The switching means may be a transistor with the gate drive means providing the half sine wave output signal to the gate of the transistor. The resonant circuit is adapted to be configured between the operating frequency of the input signal and about twice the operating frequency to thereby provide a duty cycle of between about 50 percent and about 25 percent. Essentially, a driver inductance and capacitance of the resonant circuit are adapted to be configured to control the duty cycle based upon a drive frequency. The driver inductance of the resonant circuit may comprise a transformer, and in this construction, may be adapted to be configured to provide a duty cycle of between about 50 percent and about 75 percent.
A DC bias means further may be provided to control the DC level of the circuit. The resonant circuit may comprise, for example, a class E single ended resonant circuit capacitivly coupled to the gate of the switching means. A hard switch, such as a logic gate, may be included for providing the input signal. The relatively low power required at this input results in the power lost, and hence dissipation, in the logic gate to not be excessive.

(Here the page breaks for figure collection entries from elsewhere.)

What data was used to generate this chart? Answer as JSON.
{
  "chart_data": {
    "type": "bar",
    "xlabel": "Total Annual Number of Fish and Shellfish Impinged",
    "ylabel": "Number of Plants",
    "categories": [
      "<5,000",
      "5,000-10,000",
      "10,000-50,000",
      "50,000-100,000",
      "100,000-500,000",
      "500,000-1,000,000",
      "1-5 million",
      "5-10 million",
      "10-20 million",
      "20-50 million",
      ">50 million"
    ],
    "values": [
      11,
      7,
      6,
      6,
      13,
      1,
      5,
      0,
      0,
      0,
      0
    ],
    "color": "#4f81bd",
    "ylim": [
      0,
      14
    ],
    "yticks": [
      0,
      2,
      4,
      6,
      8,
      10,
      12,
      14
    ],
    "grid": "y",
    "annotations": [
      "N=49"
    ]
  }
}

In another embodiment, a resonant drive circuit of the present invention providing improved independent amplitude and duty cycle control without loss of power at higher operating frequencies includes a MOS controlled device (e.g., transistor) to be switched to provide a duty cycle of between about 25 percent and about 50 percent. A resonant drive circuit capacitivly coupled to a gate of the MOS controlled device is also included and provides from a square-wave input signal, a half sine wave output signal for driving the MOS controlled device. The resonant drive circuit is adapted for operation between an operating frequency of a driven device (e.g., MOS gated power device) and about twice the operating frequency, defined by the input signal.
A driver inductance and capacitance of the resonant drive circuit are configurable to provide the duty cycle of between about 25 percent and about 50 percent. A DC bias may be provided to control the DC level of the half sine wave signal. The resonant circuit may include a transformer for providing the driver inductance. A hard switched input device may be included for providing the input signal.
A method of the present invention for controlling the amplitude and duty cycle of a drive circuit without losing power at higher operating speeds includes receiving a square wave input signal, producing a half sine wave output signal from the square wave input signal using a resonant circuit capacitivly coupled to a switching a device, and configuring the resonant circuit to operate at a duty cycle of between about 25 percent and about 50 percent. DC bias also may be provided to the resonant circuit.
The method further may include recycling through the resonant circuit a gate charge of the device being switched. A transformer also may be used in connection with the resonant circuit to add isolation or invert the drive waveform for 50 to 75 percent duty operation.
Thus, the present invention provides a resonant drive circuit and method of providing the same that is capable of operation over a greater duty cycle range (i.e., from about 25 percent to about 50 percent) without experiencing power loss at higher frequencies. Through the adjustment of components within the resonant circuit, an appropriate duty cycle may be provided for driving a switching device, such as, for example, a MOS gated power device.
Further areas of applicability of the present invention will become apparent from the detailed description provided hereinafter. It should be understood that the detailed description and specific examples, while indicating the preferred embodiments of the invention, are intended for purposes of illustration only and are not intended to limit the scope of the invention.